# Unplugged: Battleship

The game Battleship is perhaps the most fun a student can have practicing using a coordinate grid. The original Battleship game is a 10x10 grid with numbers on one axis and letters on the other.

To help us practice using the correct coordinates for the grid of micro:bit LEDs, let the students play a smaller 5x5 version of Battleship using x and y coordinates instead of letters and numbers.

Have students make their own sets of 5x5 grids to reinforce the layout of the micro:bit grid.

Each student should make two grids. One grid is for placing their own ships and keeping track of their opponent’s hits and misses and the other grid is for keeping track of their own hits and misses while trying to determine the location of their opponent’s ships.

Player’s grid: Mark where your ships are and keep track of your opponent’s hits and misses.

``````    (0,0)    (1,0)    (2,0)    (3,0)    (4,0)
(0,1)    (1,1)    (2,1)    (3,1)    (4,1)
(0,2)    (1,2)    (2,2)    (3,2)    (4,2)
(0,3)    (1,3)    (2,3)    (3,3)    (4,3)
(0,4)    (1,4)    (2,4)    (3,4)    (4,4)
``````

Opponent’s grid: Keep track of your hits and misses while trying to locate your opponent’s ships.

``````    (0,0)    (1,0)    (2,0)    (3,0)    (4,0)
(0,1)    (1,1)    (2,1)    (3,1)    (4,1)
(0,2)    (1,2)    (2,2)    (3,2)    (4,2)
(0,3)    (1,3)    (2,3)    (3,3)    (4,3)
(0,4)    (1,4)    (2,4)    (3,4)    (4,4)``````

Then pair the students to play against a partner. Each student’s ships are hidden somewhere on their 5x5 grid. Students should be taking turns calling their shots using x and y coordinates, in the proper order. Their opponent will use those coordinates to plot the location of their shots.

If a hit is recorded on a ship, then you say, “Hit”. If the shot misses, you say, “Miss”. If the entire length of a ship is hit, it is sunk and removed from play. Tradition dictates that the player announces, “You sank my battleship!”
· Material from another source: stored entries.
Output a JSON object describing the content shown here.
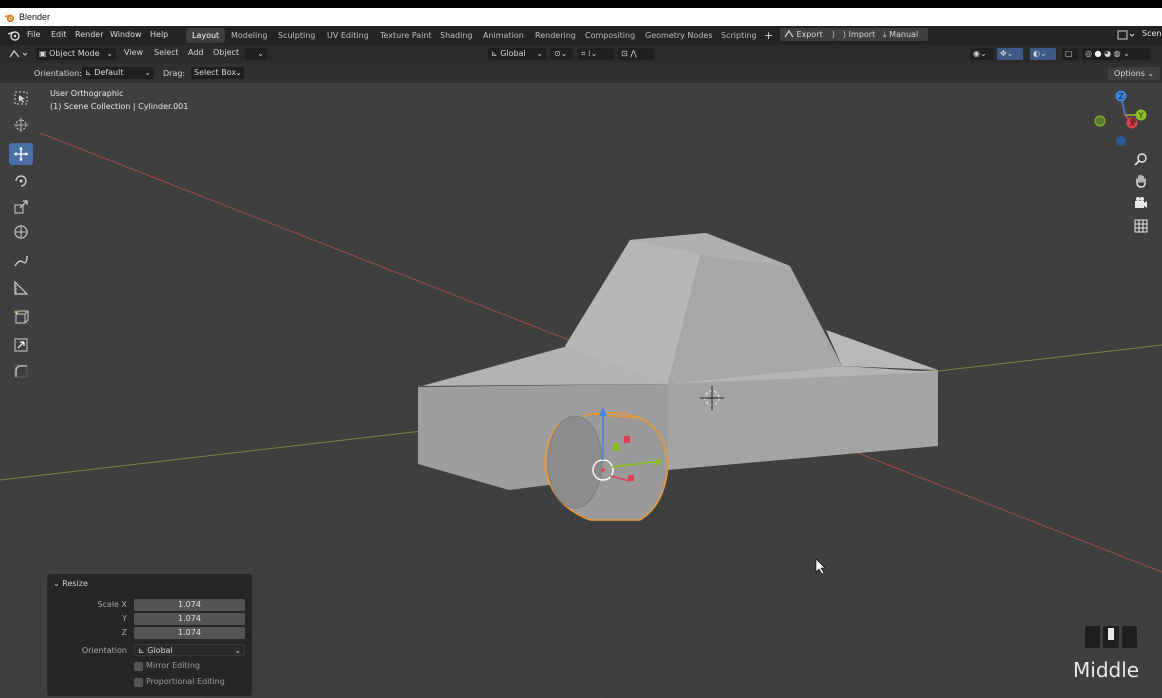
{
  "app": {
    "title": "Blender"
  },
  "menu": [
    "File",
    "Edit",
    "Render",
    "Window",
    "Help"
  ],
  "workspaces": {
    "active": "Layout",
    "tabs": [
      "Layout",
      "Modeling",
      "Sculpting",
      "UV Editing",
      "Texture Paint",
      "Shading",
      "Animation",
      "Rendering",
      "Compositing",
      "Geometry Nodes",
      "Scripting"
    ]
  },
  "topbar_buttons": {
    "export": "Export",
    "import": "Import",
    "manual": "Manual",
    "scene": "Scen"
  },
  "header": {
    "mode": "Object Mode",
    "view": "View",
    "select": "Select",
    "add": "Add",
    "object": "Object",
    "transform_orientation": "Global"
  },
  "tool_settings": {
    "orientation_label": "Orientation:",
    "orientation_value": "Default",
    "drag_label": "Drag:",
    "drag_value": "Select Box",
    "options": "Options"
  },
  "viewport": {
    "view_name": "User Orthographic",
    "collection_info": "(1) Scene Collection | Cylinder.001",
    "gizmo_axes": [
      "Z",
      "Y",
      "X"
    ]
  },
  "redo_panel": {
    "title": "Resize",
    "scale_x_label": "Scale X",
    "scale_y_label": "Y",
    "scale_z_label": "Z",
    "scale_x": "1.074",
    "scale_y": "1.074",
    "scale_z": "1.074",
    "orientation_label": "Orientation",
    "orientation_value": "Global",
    "mirror_editing": "Mirror Editing",
    "proportional_editing": "Proportional Editing"
  },
  "key_hint": "Middle",
  "colors": {
    "viewport_bg": "#3f3f3f",
    "active_tool": "#4a6fa8",
    "selection_outline": "#e8973a",
    "axis_x": "#b04a4a",
    "axis_y": "#7a8a3a",
    "gizmo_x": "#e0414f",
    "gizmo_y": "#8ac12a",
    "gizmo_z": "#3f86e0"
  }
}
Since their grid is only one quarter the size of the original Battleship grid, students can use fewer and smaller ships. For example, they could play with 3 ships, one each of size 3, 2, and 1.

The game can be played with just paper and pencils or you could use small tokens and markers, like coins, buttons, or paper clips to represent the ships.

## Notes:

• Place students’ grids in sheet protectors or laminate them so they can be used again and again with white board (dry erase) markers.
• The official rules of Battleship are easily found on the internet. Modify them as needed for your particular class.